As a result of the rampant avian influenza, free-range eggs could become scarce. “At the moment we will still be able to ensure the supply of meat and eggs,” said the President of the Central Association of the German Poultry Industry (ZDG), Friedrich-Otto Ripke, to the newspapers of the Funke media group (Saturday). “But there may be a shortage of free-range eggs.” The reason for this is the compulsory stable, which also applies in parts of Austria.
This is because chickens that run outdoors in an area threatened by the avian influenza virus have to go into the barn. If this stipulated stalling requirement lasts longer than 16 weeks, the eggs you lay may only be sold as barn eggs.
Strongest avian influenza epidemic in Europe to date
According to the Friedrich Loeffler Institute, the strongest avian influenza epidemic to date is currently taking place in Europe.
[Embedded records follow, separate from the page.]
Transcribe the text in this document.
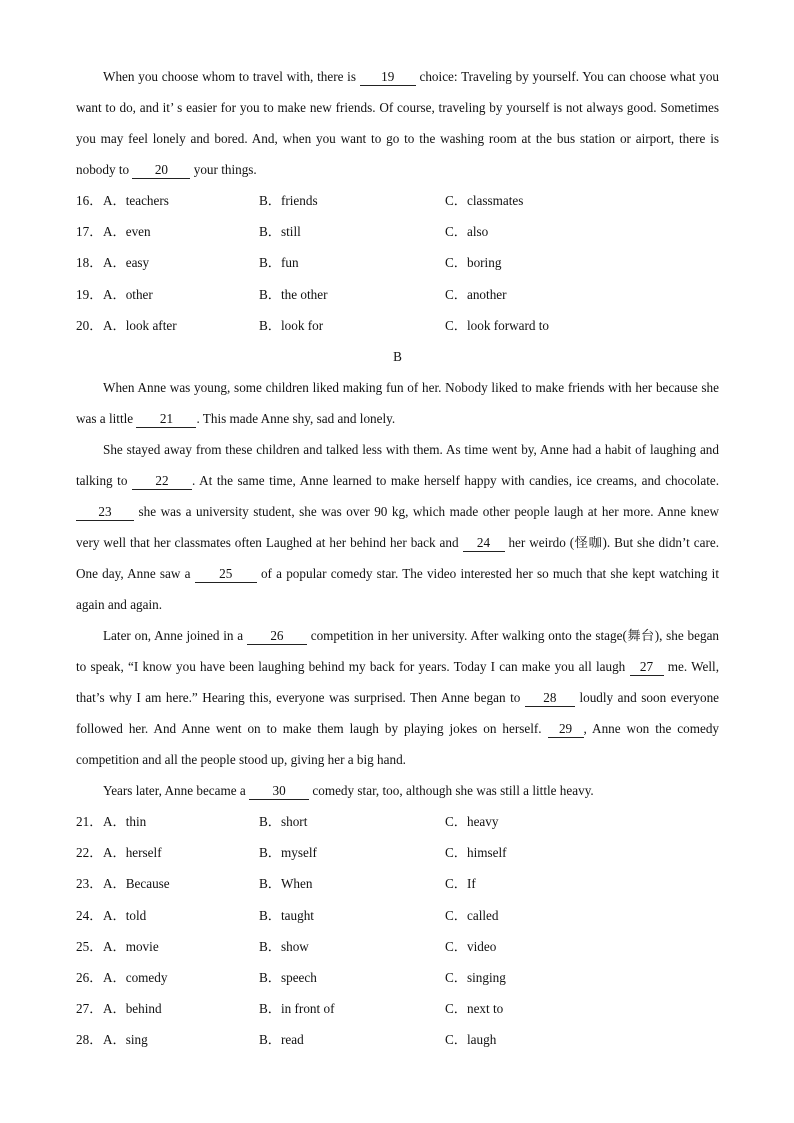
When you choose whom to travel with, there is 19 choice: Traveling by yourself. You can choose what you want to do, and it’ s easier for you to make new friends. Of course, traveling by yourself is not always good. Sometimes you may feel lonely and bored. And, when you want to go to the washing room at the bus station or airport, there is nobody to 20 your things.

16． A．teachers	B．friends	C．classmates
17． A．even	B．still	C．also
18． A．easy	B．fun	C．boring
19． A．other	B．the other	C．another
20． A．look after	B．look for	C．look forward to
B

When Anne was young, some children liked making fun of her. Nobody liked to make friends with her because she was a little 21 . This made Anne shy, sad and lonely.

She stayed away from these children and talked less with them. As time went by, Anne had a habit of laughing and talking to 22 . At the same time, Anne learned to make herself happy with candies, ice creams, and chocolate. 23 she was a university student, she was over 90 kg, which made other people laugh at her more. Anne knew very well that her classmates often Laughed at her behind her back and 24 her weirdo (怪咖). But she didn’t care. One day, Anne saw a 25 of a popular comedy star. The video interested her so much that she kept watching it again and again.

Later on, Anne joined in a 26 competition in her university. After walking onto the stage(舞台), she began to speak, “I know you have been laughing behind my back for years. Today I can make you all laugh 27 me. Well, that’s why I am here.” Hearing this, everyone was surprised. Then Anne began to 28 loudly and soon everyone followed her. And Anne went on to make them laugh by playing jokes on herself. 29 , Anne won the comedy competition and all the people stood up, giving her a big hand.

Years later, Anne became a 30 comedy star, too, although she was still a little heavy.

21． A．thin	B．short	C．heavy
22． A．herself	B．myself	C．himself
23． A．Because	B．When	C．If
24． A．told	B．taught	C．called
25． A．movie	B．show	C．video
26． A．comedy	B．speech	C．singing
27． A．behind	B．in front of	C．next to
28． A．sing	B．read	C．laugh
The epidemic – also known colloquially as bird flu – is highly contagious for domestic fowl. At the end of November, the pathogen was also detected in Austria. The state of Carinthia then imposed a stable requirement for all herds with more than 350 animals. After a case occurred in Eastern Styria, stables were also compulsory in Styria at the end of December.
“A total of around 400,000 animals had to be killed in Germany in the past few months,” said Ripke. He reckons that the virus wave will develop as badly as it did last year when a million animals had to be culled. “As in the previous year, we expect damage to the poultry industry of more than 30 million euros.”
Ripke again called for a vaccine to be developed. A vaccination is the most promising method in the fight against the virus. “The federal government urgently needs to make research funds available so that a vaccine can be developed quickly.”